А ведь чуяло мое сердце, что все эти короли дураков и танцы под ореховым кустом не доведут до добра, чуяло. Но я обычно почти не давал балов и не участвовал в охотах. Когда лейб-егерь жаловался, что олени в моих угодьях расплодились не на шутку, я выдавал мужикам разрешения на их отстрел: им хорошо, и мне неплохо. Я не любил заниматься пустяками, бросив работу. И меня уломали-таки сделать разок исключение.

И я отлично понимаю, кто на этом празднике, будь он неладен, был настоящим королем дураков.

Кто получил от этого действа истинное удовольствие – так это Марианна. Я на люди ее вообще выпускал нечасто, но тут она просто со слезами упрашивала. И я сделал еще одну глупость. Той весной моя голова вообще, похоже, работала не лучшим образом: вероятно, от кромешной тоски и одиночества. Я никак не мог свыкнуться с потерей Магдалы. Временами я начинал себя ненавидеть. Я уже Бог знает сколько времени разговаривал по душам только с вампирами. От мысли о спальне меня снова начало мутить. Хотелось как-то поднять угнетенный дух. Ну что ж.

Давайте развлекаться.

Ничего не могу сказать – плебс изрядно порадовался. Сначала из этого фонтана – дешевое, кстати, вино, зато из Винной Долины – черпали кубками, потом шапками, а ближе к вечеру там чуть ли не барахтались. Шуты кривлялись. Непотребные девки в город собрались со всех окрестностей. Придворные тоже получили удовольствие – каждый в меру своей испорченности: кто вино жрал, подороже того, в фонтане, кто девок тискал. Марианна так просто визжала и хлопала в ладоши – как эти мужички с голыми ногами, которые плясали на площади. Я только почувствовал некоторое удовлетворение от того, что не взял ее в свою ложу – визг меня раздражает.

После этого праздника обо мне пошла новая рассказка: король не умеет смеяться. Из этого мужланы заключали, что адские твари всегда мрачны, а смех – нечто вроде оружия против Той Самой Стороны. Дивное подтверждение моей репутации.

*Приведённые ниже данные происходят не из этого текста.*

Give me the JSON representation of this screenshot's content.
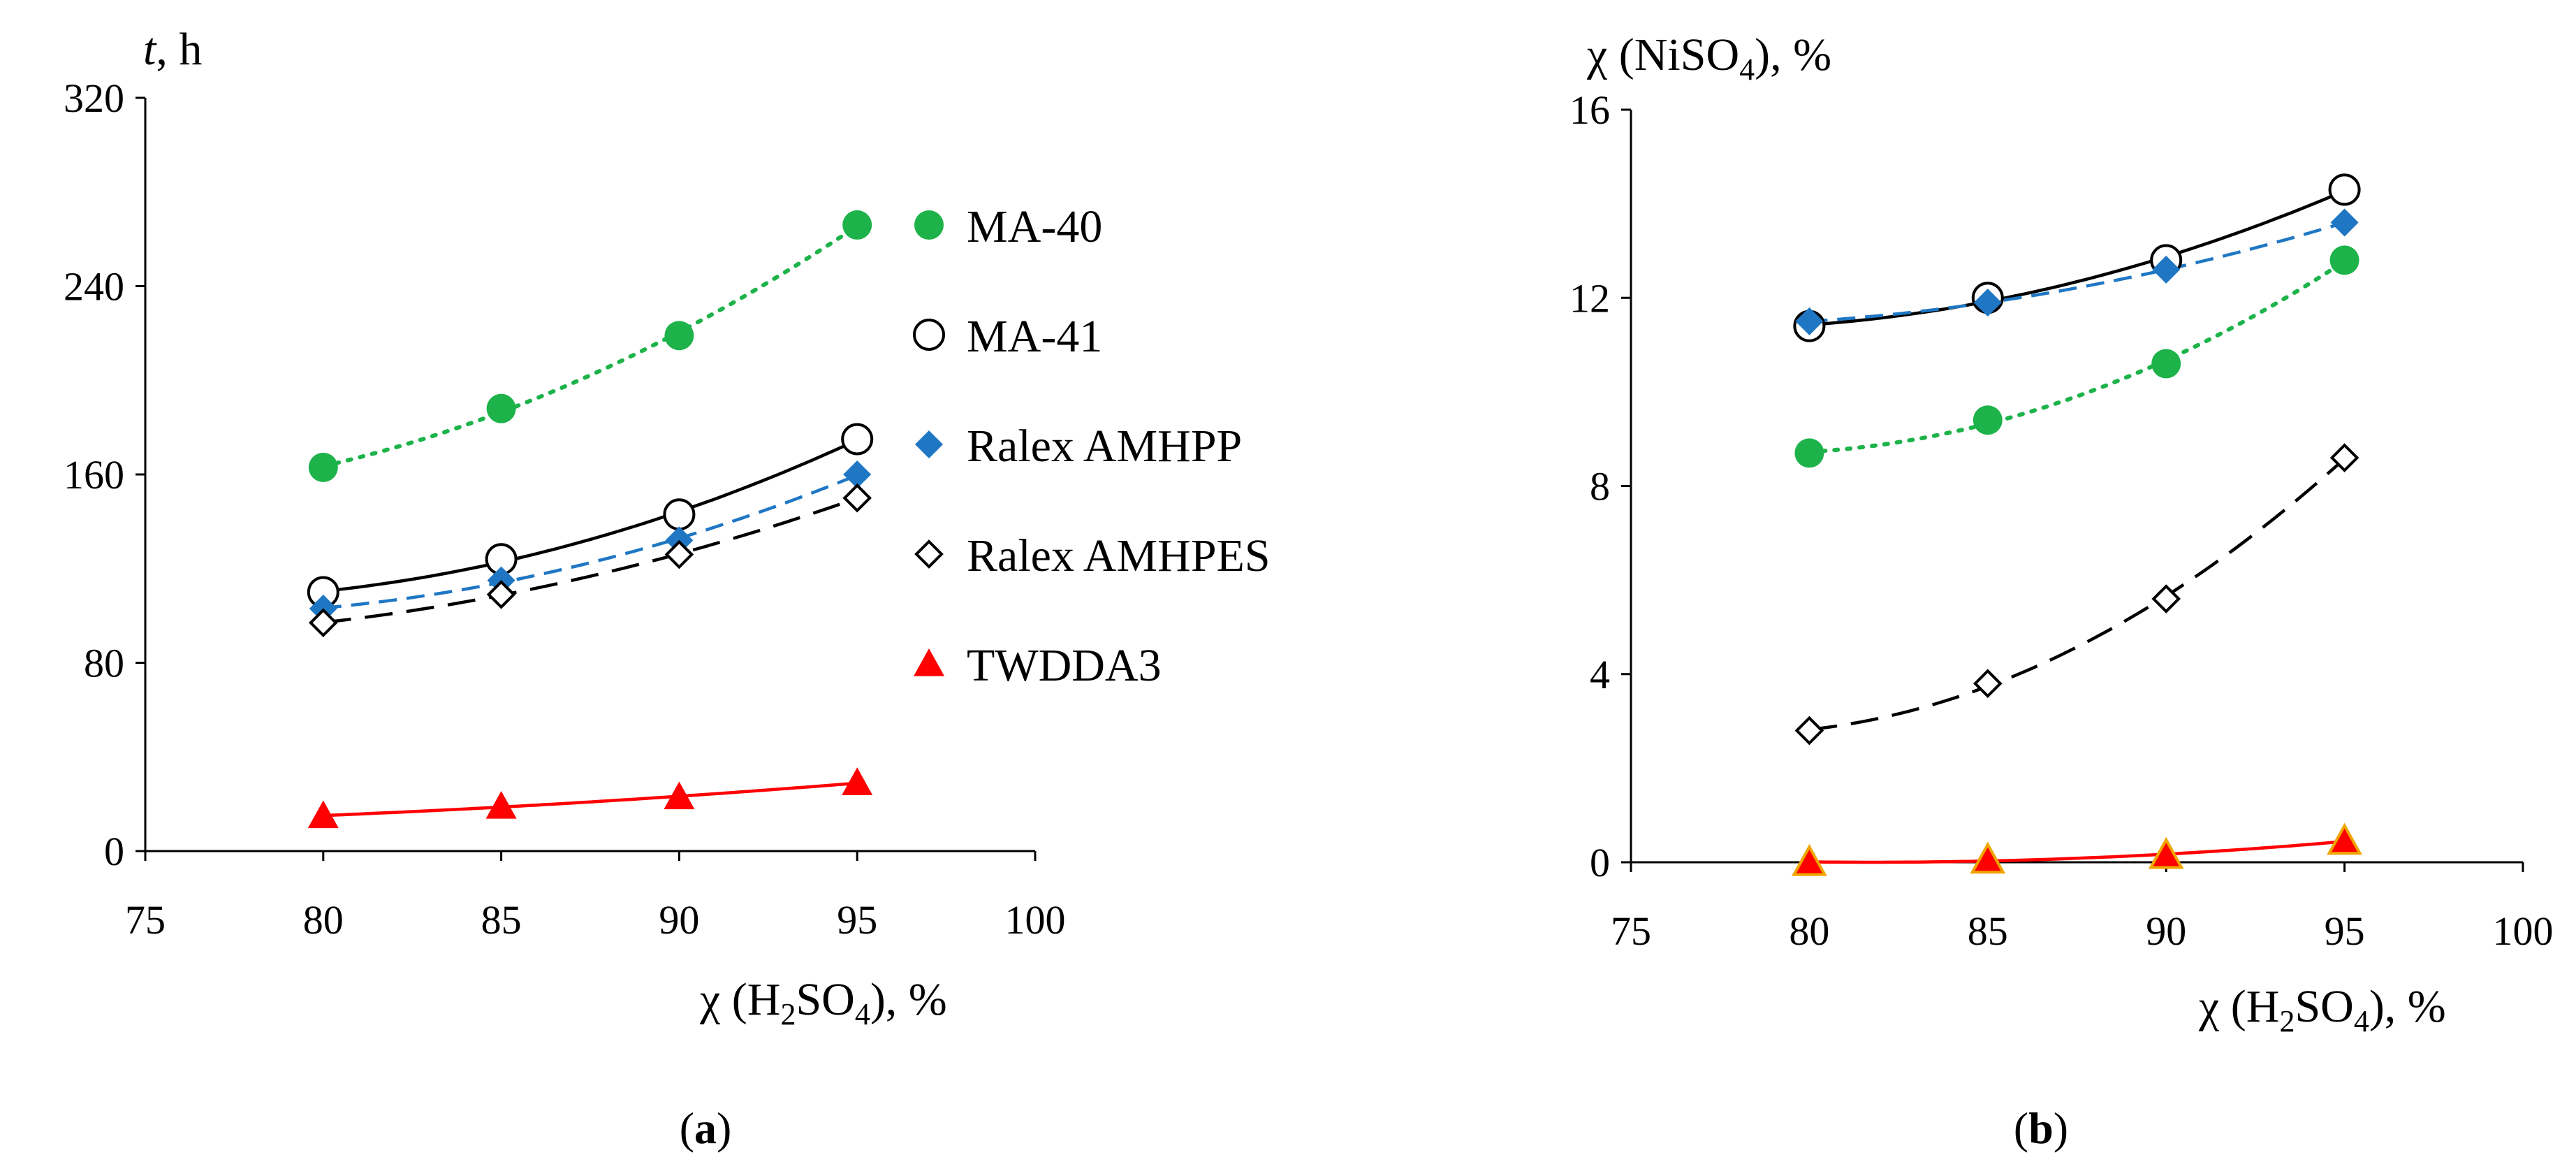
{
  "chart_data": [
    {
      "type": "scatter",
      "panel_label": "a",
      "ylabel_var": "t",
      "ylabel_unit": ", h",
      "xlabel_prefix": "χ (H",
      "xlabel_sub": "2",
      "xlabel_mid": "SO",
      "xlabel_sub2": "4",
      "xlabel_suffix": "), %",
      "xlim": [
        75,
        100
      ],
      "ylim": [
        0,
        320
      ],
      "x_ticks": [
        "75",
        "80",
        "85",
        "90",
        "95",
        "100"
      ],
      "y_ticks": [
        "0",
        "80",
        "160",
        "240",
        "320"
      ],
      "legend": "right",
      "series": [
        {
          "name": "MA-40",
          "x": [
            80,
            85,
            90,
            95
          ],
          "y": [
            163,
            188,
            219,
            266
          ],
          "marker": "filled-circle",
          "line": "dotted",
          "color": "#1db34a"
        },
        {
          "name": "MA-41",
          "x": [
            80,
            85,
            90,
            95
          ],
          "y": [
            110,
            124,
            143,
            175
          ],
          "marker": "open-circle",
          "line": "solid",
          "color": "#000000"
        },
        {
          "name": "Ralex AMHPP",
          "x": [
            80,
            85,
            90,
            95
          ],
          "y": [
            103,
            115,
            132,
            160
          ],
          "marker": "filled-diamond",
          "line": "dashed",
          "color": "#1f77c4"
        },
        {
          "name": "Ralex AMHPES",
          "x": [
            80,
            85,
            90,
            95
          ],
          "y": [
            97,
            109,
            126,
            150
          ],
          "marker": "open-diamond",
          "line": "long-dashed",
          "color": "#000000"
        },
        {
          "name": "TWDDA3",
          "x": [
            80,
            85,
            90,
            95
          ],
          "y": [
            15,
            19,
            23,
            29
          ],
          "marker": "filled-triangle",
          "line": "solid",
          "color": "#ff0000"
        }
      ]
    },
    {
      "type": "scatter",
      "panel_label": "b",
      "ylabel_prefix": "χ (NiSO",
      "ylabel_sub": "4",
      "ylabel_suffix": "), %",
      "xlabel_prefix": "χ (H",
      "xlabel_sub": "2",
      "xlabel_mid": "SO",
      "xlabel_sub2": "4",
      "xlabel_suffix": "), %",
      "xlim": [
        75,
        100
      ],
      "ylim": [
        0,
        16
      ],
      "x_ticks": [
        "75",
        "80",
        "85",
        "90",
        "95",
        "100"
      ],
      "y_ticks": [
        "0",
        "4",
        "8",
        "12",
        "16"
      ],
      "series": [
        {
          "name": "MA-40",
          "x": [
            80,
            85,
            90,
            95
          ],
          "y": [
            8.7,
            9.4,
            10.6,
            12.8
          ],
          "marker": "filled-circle",
          "line": "dotted",
          "color": "#1db34a"
        },
        {
          "name": "MA-41",
          "x": [
            80,
            85,
            90,
            95
          ],
          "y": [
            11.4,
            12.0,
            12.8,
            14.3
          ],
          "marker": "open-circle",
          "line": "solid",
          "color": "#000000"
        },
        {
          "name": "Ralex AMHPP",
          "x": [
            80,
            85,
            90,
            95
          ],
          "y": [
            11.5,
            11.9,
            12.6,
            13.6
          ],
          "marker": "filled-diamond",
          "line": "dashed",
          "color": "#1f77c4"
        },
        {
          "name": "Ralex AMHPES",
          "x": [
            80,
            85,
            90,
            95
          ],
          "y": [
            2.8,
            3.8,
            5.6,
            8.6
          ],
          "marker": "open-diamond",
          "line": "long-dashed",
          "color": "#000000"
        },
        {
          "name": "TWDDA3",
          "x": [
            80,
            85,
            90,
            95
          ],
          "y": [
            0.0,
            0.05,
            0.15,
            0.45
          ],
          "marker": "filled-triangle-outlined",
          "line": "solid",
          "color": "#ff0000"
        }
      ]
    }
  ]
}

На самом деле от воплей шутов у меня разболелась голова в первые же четверть часа. Разрежьте меня на части – не понимаю, что смешного в идиоте верхом на свинье или Короле Дураков, считавшем, сколько раз испортит воздух его осел. Пьяные выходки, спровоцированные даровым вином, грубая и скучная суета. Над глупостью полагается смеяться по канону, но я по-прежнему предпочитаю смеяться над умными остротами, а не над нелепым поведением пьяных бездельников.

Ну не привык я веселиться нормальными способами – ничего не поделаешь. Зато уже ближе к концу этого несносного дня разговорился с казначеем о новых пошлинах на вывоз сукна и шерсти – и немного развлекся. Однако имел неосторожность выпустить из поля зрения Марианну.

А грабли опять как дадут по лбу!

Вечерком после этого дурацкого карнавала ко мне пришел Бернард с докладом. И кроме прочего сообщил прелюбопытную вещь: моя бесценная метресса, видите ли, принимала в своей ложе некую плебейку. И даже – это уже ни в какие ворота не лезет – что-то у мерзавки купила. Отдала перстень с аметистом – мой-то подарок, зараза. А что купила – Бернард не знает: покупочка была в уголок платка завязана. А общались дамочки шепотом.

– И вы, – говорю, – не слыхали ни единого словечка?

– И то, ваше прекрасное величество. Разве вот только – догадался, что тетку эту госпожа Марианна ждали, а звали ее через Эмму.

– Чучельникову жену? – спрашиваю. – Очень интересно.

– Ее самую и есть, ваше величество, – отвечает. – Сам слыхал, как тетка сказывала – от Эммы, мол, по ее порученьицу.

Потрясающе.

У моей обожаемой коровы завелись с ее фрейлиной секреты от государя-батюшки. И ведь обе знают, как я к этому отношусь. И что мне с ними делать?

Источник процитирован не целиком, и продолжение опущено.